The Philippines, which was the fastest-growing economy in Asia in the first quarter, is expected to sustain a robust rate of growth over the short term, based on the latest composite leading economic indicator (LEI).
The National Statistical Coordination Board (NSCB) on Tuesday reported that the index for the country’s key economic indicators for the third quarter of this year improved to 0.152, from the revised 0.064 of the second quarter.
The composite LEI is used to predict the performance of an entire economy for a given period through selected indicators.
With a positive index, the economy may be expected to grow, while a negative one may indicate the occurrence of an economic slowdown, if not an actual contraction.
In the case of the Philippines, there are 11 indicators composing the index: imports, tourist arrivals, money supply, electricity consumption, terms of trade index, hotel occupancy rate, number of new businesses, stock price index, consumer price index, wholesale price index, and exchange rate.
“The composite LEI continued its upward trend in the third quarter of 2013, indicating a positive outlook for the country’s economy,” NSCB said in the report.
NSCB said that, of the 11 indicators, eight were positive contributors.
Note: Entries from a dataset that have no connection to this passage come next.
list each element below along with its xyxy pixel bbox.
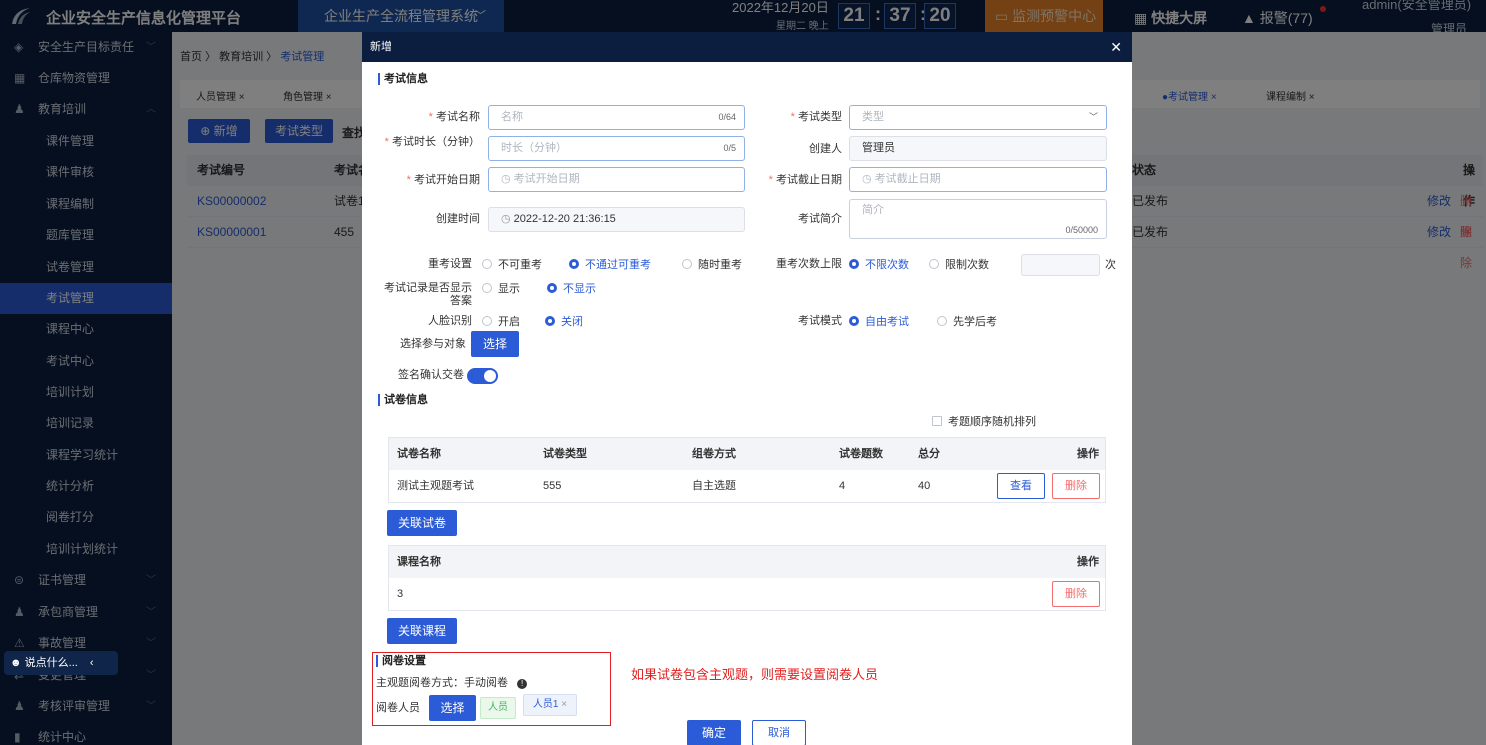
col-compose-method: 组卷方式 (692, 448, 736, 460)
show-answer-no[interactable]: 不显示 (547, 282, 596, 296)
char-count: 0/64 (718, 112, 736, 122)
start-date-input[interactable]: ◷ 考试开始日期 (488, 167, 745, 192)
clock-icon: ◷ (501, 213, 514, 225)
col-paper-type: 试卷类型 (543, 448, 587, 460)
collapse-icon[interactable]: ‹ (90, 657, 94, 669)
placeholder-text: 类型 (862, 111, 884, 123)
placeholder-text: 时长（分钟） (501, 142, 567, 154)
paper-table: 试卷名称 试卷类型 组卷方式 试卷题数 总分 操作 测试主观题考试 555 自主… (388, 437, 1106, 503)
course-table-header: 课程名称 操作 (389, 546, 1105, 578)
created-time-field: ◷ 2022-12-20 21:36:15 (488, 207, 745, 232)
dialog-header: 新增 ✕ (362, 32, 1132, 62)
chat-widget[interactable]: ☻ 说点什么... ‹ (4, 651, 118, 675)
question-count: 4 (839, 480, 846, 492)
link-course-button[interactable]: 关联课程 (387, 618, 457, 644)
paper-table-header: 试卷名称 试卷类型 组卷方式 试卷题数 总分 操作 (389, 438, 1105, 470)
dialog-title: 新增 (370, 41, 392, 53)
table-row: 测试主观题考试 555 自主选题 4 40 查看 删除 (389, 470, 1105, 502)
placeholder-text: 简介 (862, 204, 884, 216)
created-time-label: 创建时间 (436, 213, 480, 225)
chat-placeholder: 说点什么... (24, 657, 78, 669)
end-date-input[interactable]: ◷ 考试截止日期 (849, 167, 1107, 192)
start-date-label: * 考试开始日期 (406, 174, 480, 186)
created-time-value: 2022-12-20 21:36:15 (513, 213, 616, 225)
exam-mode-label: 考试模式 (798, 315, 842, 327)
clock-icon: ◷ (862, 173, 875, 185)
chevron-down-icon: ﹀ (1088, 112, 1098, 122)
retake-limit-limited[interactable]: 限制次数 (929, 258, 989, 272)
select-target-button[interactable]: 选择 (471, 331, 519, 357)
target-label: 选择参与对象 (400, 338, 466, 350)
col-total-score: 总分 (918, 448, 940, 460)
exam-type-select[interactable]: 类型 ﹀ (849, 105, 1107, 130)
mode-free[interactable]: 自由考试 (849, 315, 909, 329)
annotation-highlight-box (372, 652, 611, 726)
chat-face-icon: ☻ (10, 657, 22, 669)
col-ops: 操作 (1077, 448, 1099, 460)
retake-limit-unlimited[interactable]: 不限次数 (849, 258, 909, 272)
clock-icon: ◷ (501, 173, 514, 185)
duration-label: * 考试时长（分钟） (384, 136, 480, 148)
random-order-checkbox[interactable]: 考题顺序随机排列 (932, 415, 1036, 429)
link-paper-button[interactable]: 关联试卷 (387, 510, 457, 536)
retake-option-fail[interactable]: 不通过可重考 (569, 258, 651, 272)
add-exam-dialog: 新增 ✕ 考试信息 * 考试名称 名称 0/64 * 考试类型 类型 ﹀ * 考试时… (362, 32, 1132, 745)
close-icon[interactable]: ✕ (1110, 32, 1122, 62)
delete-course-button[interactable]: 删除 (1052, 581, 1100, 607)
exam-name-label: * 考试名称 (428, 111, 480, 123)
intro-label: 考试简介 (798, 213, 842, 225)
paper-type: 555 (543, 480, 562, 492)
compose-method: 自主选题 (692, 480, 736, 492)
col-paper-name: 试卷名称 (397, 448, 441, 460)
course-name: 3 (397, 588, 404, 600)
end-date-label: * 考试截止日期 (768, 174, 842, 186)
exam-type-label: * 考试类型 (790, 111, 842, 123)
col-question-count: 试卷题数 (839, 448, 883, 460)
retake-count-input[interactable] (1021, 254, 1100, 276)
char-count: 0/50000 (1065, 225, 1098, 235)
confirm-button[interactable]: 确定 (687, 720, 741, 745)
duration-input[interactable]: 时长（分钟） 0/5 (488, 136, 745, 161)
col-course-name: 课程名称 (397, 556, 441, 568)
section-exam-info: 考试信息 (378, 73, 428, 85)
creator-field: 管理员 (849, 136, 1107, 161)
face-off[interactable]: 关闭 (545, 315, 583, 329)
course-table: 课程名称 操作 3 删除 (388, 545, 1106, 611)
total-score: 40 (918, 480, 931, 492)
sign-toggle[interactable] (467, 368, 498, 384)
intro-textarea[interactable]: 简介 0/50000 (849, 199, 1107, 239)
face-on[interactable]: 开启 (482, 315, 520, 329)
paper-name: 测试主观题考试 (397, 480, 474, 492)
char-count: 0/5 (723, 143, 736, 153)
table-row: 3 删除 (389, 578, 1105, 610)
retake-label: 重考设置 (428, 258, 472, 270)
delete-paper-button[interactable]: 删除 (1052, 473, 1100, 499)
placeholder-text: 考试开始日期 (513, 173, 580, 185)
sign-label: 签名确认交卷 (398, 369, 464, 381)
show-answer-yes[interactable]: 显示 (482, 282, 520, 296)
retake-option-none[interactable]: 不可重考 (482, 258, 542, 272)
view-button[interactable]: 查看 (997, 473, 1045, 499)
show-answer-label: 考试记录是否显示答案 (384, 282, 472, 307)
mode-learn-first[interactable]: 先学后考 (937, 315, 997, 329)
retake-option-anytime[interactable]: 随时重考 (682, 258, 742, 272)
placeholder-text: 名称 (501, 111, 523, 123)
annotation-text: 如果试卷包含主观题，则需要设置阅卷人员 (631, 667, 879, 682)
cancel-button[interactable]: 取消 (752, 720, 806, 745)
face-recognition-label: 人脸识别 (428, 315, 472, 327)
retake-limit-label: 重考次数上限 (776, 258, 842, 270)
times-unit: 次 (1105, 259, 1116, 271)
col-ops: 操作 (1077, 556, 1099, 568)
exam-name-input[interactable]: 名称 0/64 (488, 105, 745, 130)
placeholder-text: 考试截止日期 (874, 173, 941, 185)
creator-label: 创建人 (809, 143, 842, 155)
section-paper-info: 试卷信息 (378, 394, 428, 406)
These were imports, tourist arrivals, money supply, electricity consumption, terms of trade index, hotel occupancy rate, number of new businesses, and stock price index.
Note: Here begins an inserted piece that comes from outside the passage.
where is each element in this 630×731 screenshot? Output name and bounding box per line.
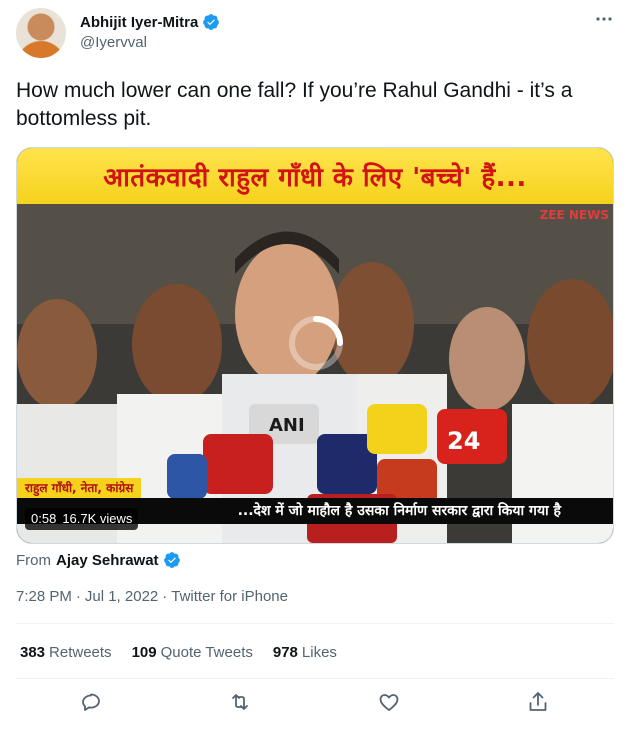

The three remaining indicators—foreign exchange rate, wholesale price index, and consumer price index—posed potential challenges.
The peso now hovers in the 43-to-a-dollar territory after starting the year at the 40 level, aided largely by the outflow of foreign portfolio capital.
Meantime, the government is optimistic that the Philippine economy will stay on its growth trajectory.
Arsenio Balisacan, director general of the National Economic and Development Authority, has expressed confidence that the government’s official growth target of 6 to 7 percent for this year will be attained, if not exceeded.
He said the continuing increase in government spending, and observations of rising private-sector investments should help steer the Philippine economy toward the growth path even as global economic conditions remain volatile.
Last year, the Philippine economy grew by 6.8 percent from a year before—one of the fastest growth rates in Asia during the period. It exceeded the official target of 5 to 6 percent.
In the first quarter of this year, the Philippine economy grew by 7.8 percent to become the fastest-growing nation in the region, beating even China, which grew by 7.7 percent during the period.